Theme: Holding to the Bible’s Authority
In this week’s lessons, we consider the difference between the City of God and the city of man.
Scripture: Revelation 21:1-2
The nature of God’s City also affects death and sorrow. We know now what it means to die, but death for the Christian is not like death for the non-Christian. For the believer it’s an entrance into life. As for sorrow, Christians know what this is, too. We truly grieve for many things, but not as others who have no hope, according to the teaching of the Apostle Paul. In other words, as we come to this great vision of the holy city, the Christian utopia, we come to it as a reminder of what we are now, what we are growing into as we are conformed to the image of Christ, and what we shall one day be. Knowing where we are headed, and to whose city we belong, we need to ask ourselves the following: Are we today as we should be? What can we do to be more? What would God have us to be as those who belong to his city in the midst of this world?
I think we have to begin with the fact that even the evangelical church is sometimes quite secular. Certainly, there’s a preoccupation with materialism, and there’s even at times uncertainty in the things that we believe. It’s often quite difficult to distinguish between those who are a follower of Christ and those who are of this world in terms of lifestyle.
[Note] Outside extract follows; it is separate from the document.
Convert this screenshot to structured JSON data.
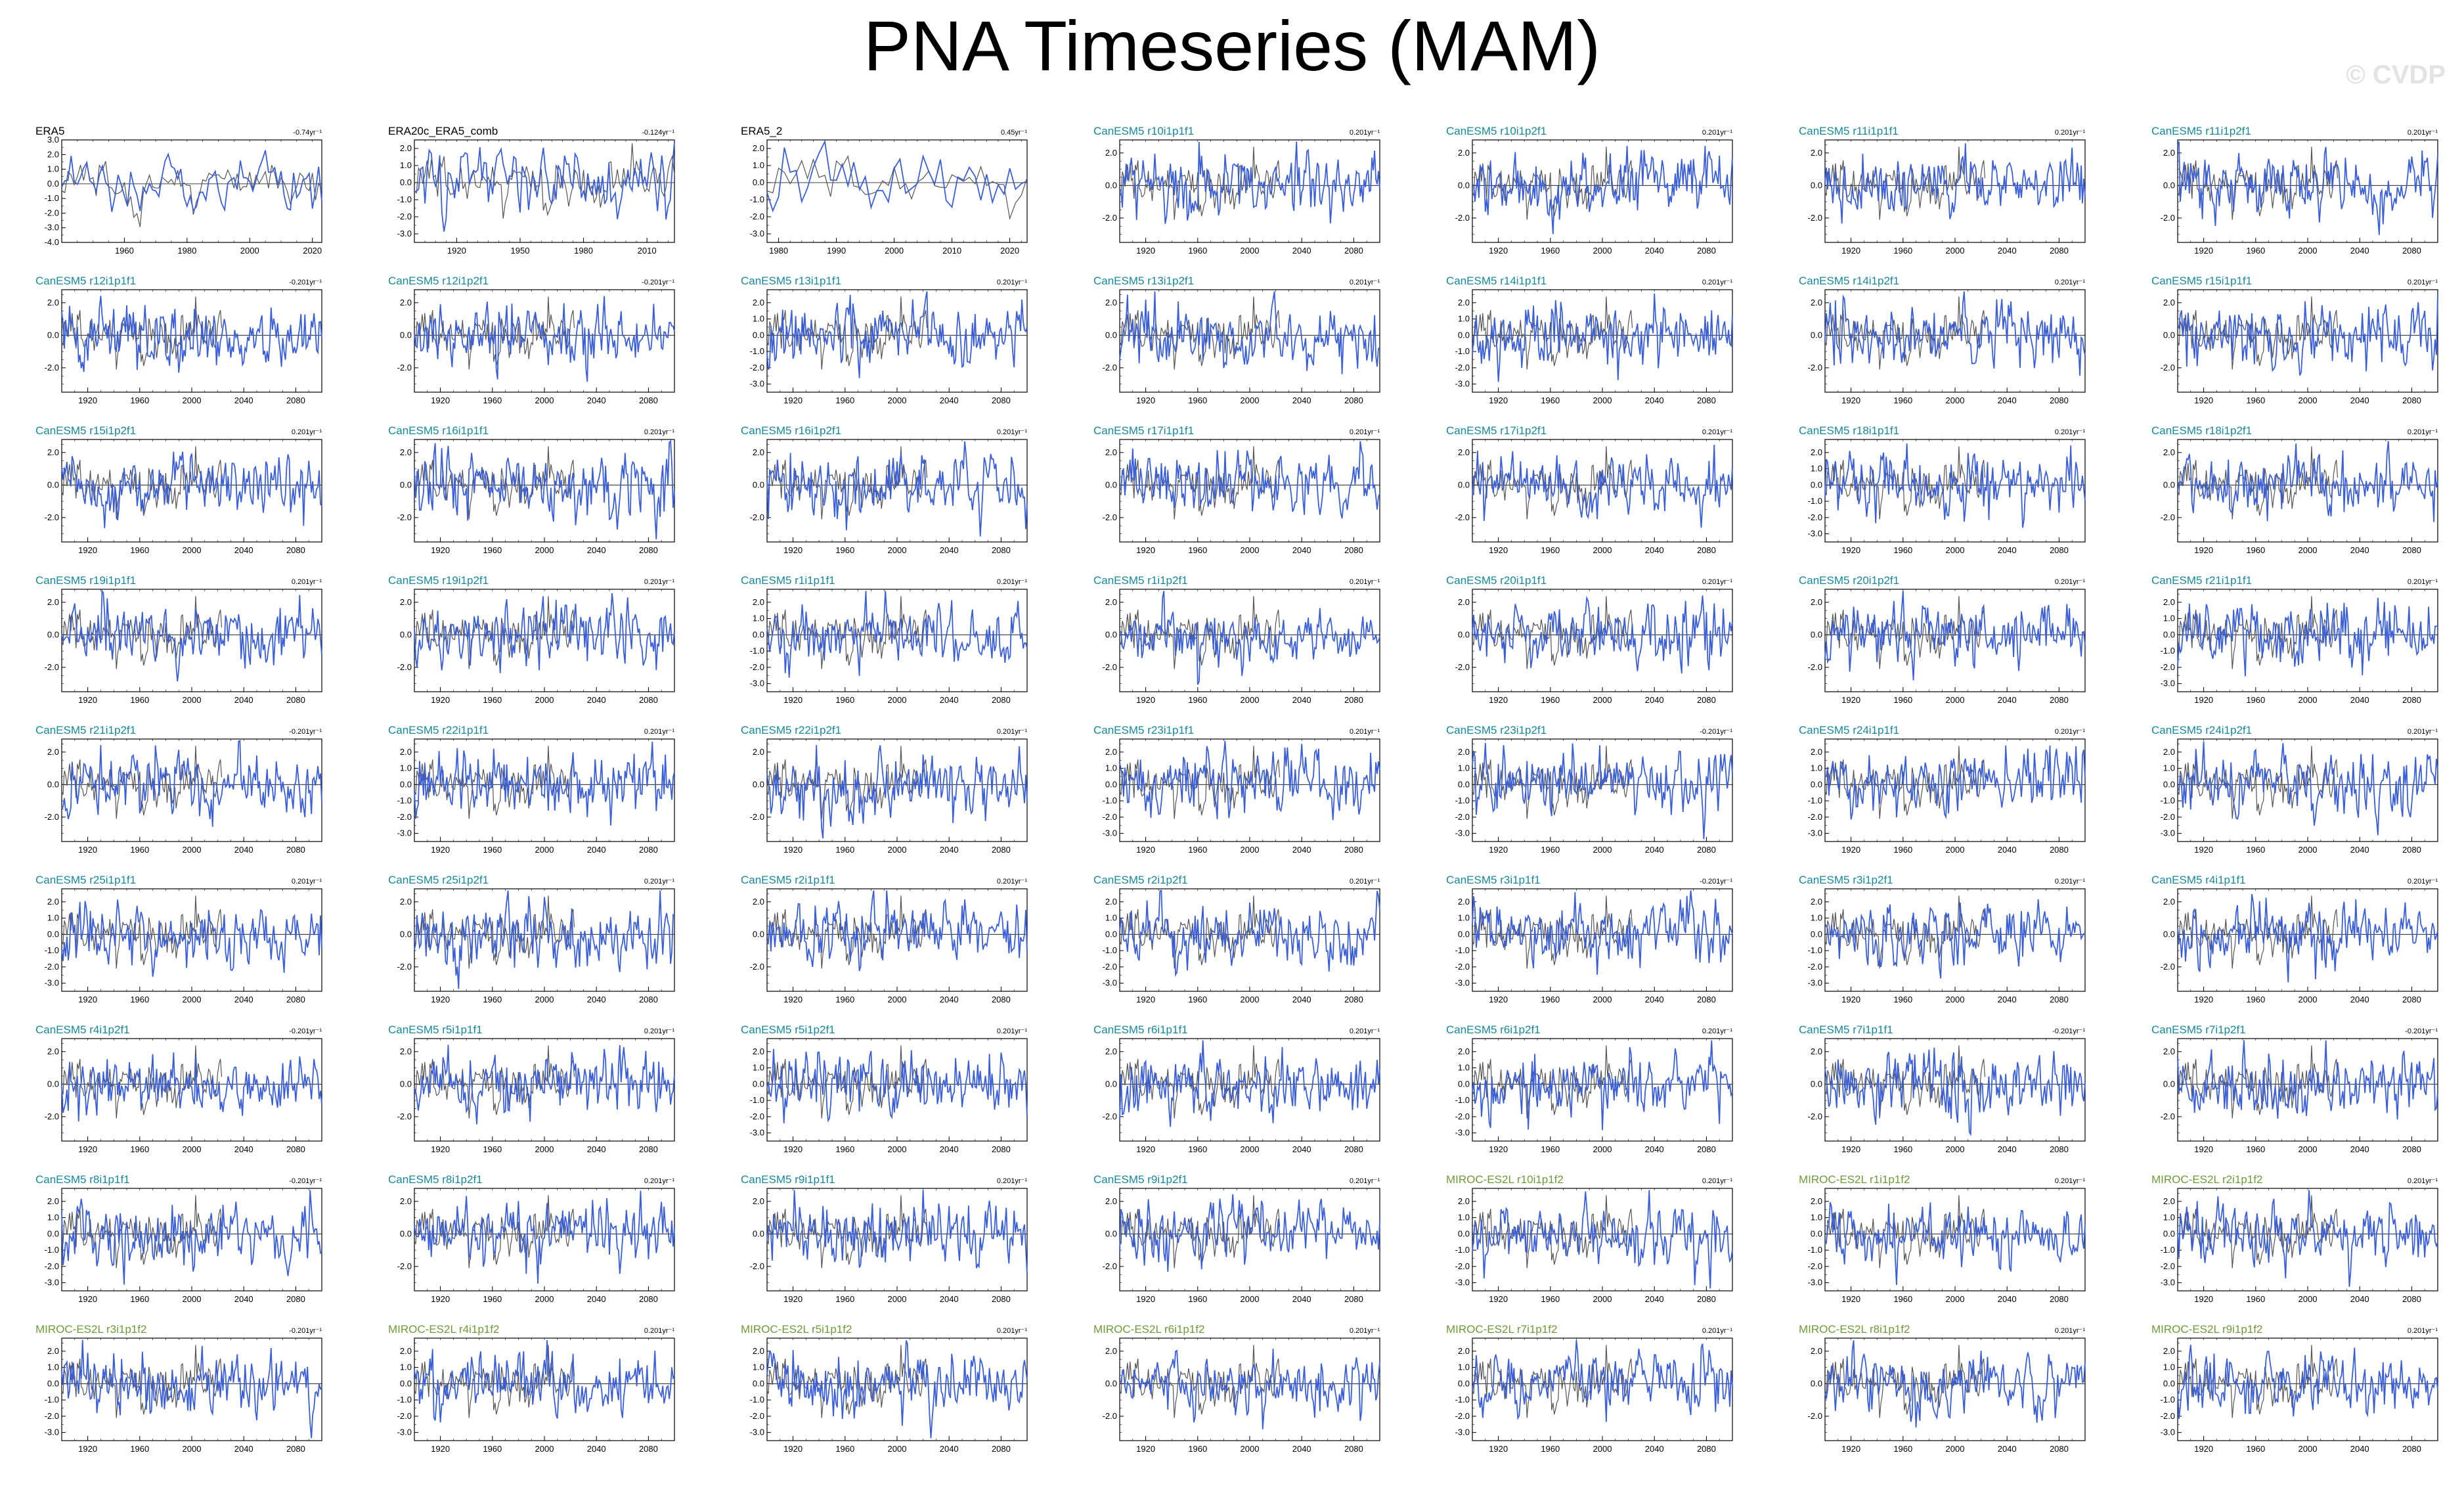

We have to begin with this problem and recognize that it is a problem, and that it affects the advance of the gospel and our Christian testimony before the world at large. What I think we need is for the evangelical church, the true City of God, to be distinct.
How is the church to be distinct? One area in which we need to be distinct is in a clear grasp of our authority. In our study last week on the secular church, I was speaking of authority and I pointed out that in past ages, the authority of the church has always been the authority of the Word of God. That has been eroded in religion in America.
Now the authority is the authority of consensus, even in the church, where you have men in positions of authority within the denominations who no longer feel bound by what the Word of God teaches. Unfortunately, this is sometimes also true of so-called evangelicals. I’ve been in many gatherings where an evangelical man who would say that he believes fully in the authority of the Scripture, but nevertheless says about some great problem of morality or issue of wrongdoing, “Well, that particular thing just doesn’t bother me.” It may be that it doesn’t bother him, but the question which follows upon that is why not? If this is something that’s contrary to the Word of God and our standard is the Word of God, then we must be bothered by it. And more than that, we must do what we can to see the things change. So if we evangelicals are really going to be evangelicals, we’re going to have to be distinct in this area.
We’re going to have to make a choice in such things eventually whether we like it or not, because when the drift of the culture is away from Christian moorings as our culture certainly is, then we don’t have the kind of support which we did have in earlier ages for evangelical positions. Not so long ago, we still had something like the remnants of a Christian culture in the United States. And although people who were living in that culture were not necessarily Christians, they nevertheless had inherited from the past certain laws and mores and patterns of behavior that were formed when there was a Christian consensus. The best of our nation’s laws are the result of the thinking of Christian people or those influenced by Christian people in previous ages. But all of that is changing. The laws are changing, and things are passing away. If we’re going to be distinct, we’re going to have to be aware of that and make a choice.
A great example of this is what happened in Germany in the period when the Axis powers took over. Here you had a case where the culture was moving rapidly in a non-Christian direction, and unfortunately it was carrying much of the established church with it. There was a group within the church of Germany that resisted the trend, banded together, and called themselves the Confessing Church. In effect, they said, “We are people of the Book; we stand upon the Bible regardless of the consequences.” Why did they have to make the choice? It was simply because in a time of rapid departure from a Christian view, the Christian position is not supported by any other field of knowledge within the culture.
So Christians are faced with the choice either of being swept along by the culture, as much of our Christianity is, or of increasingly coming to the realization that God has indeed spoken in the Bible and that the truths given there are our absolutes and by His grace, we’re going to stand by these things whatever comes. We’re going to have to be distinct in that area if we’re truly going to be the City of God.
How does the City of God affect death and sorrow for the Christian?
In what area was it said that the church needs to be distinct? Explain ways the church can demonstrate this.
Reflection: In what areas of your life do you need to interact with any unbelievers whose understanding of authority is different from your own? How can you maintain your own standards of right and wrong in a wise and gracious manner?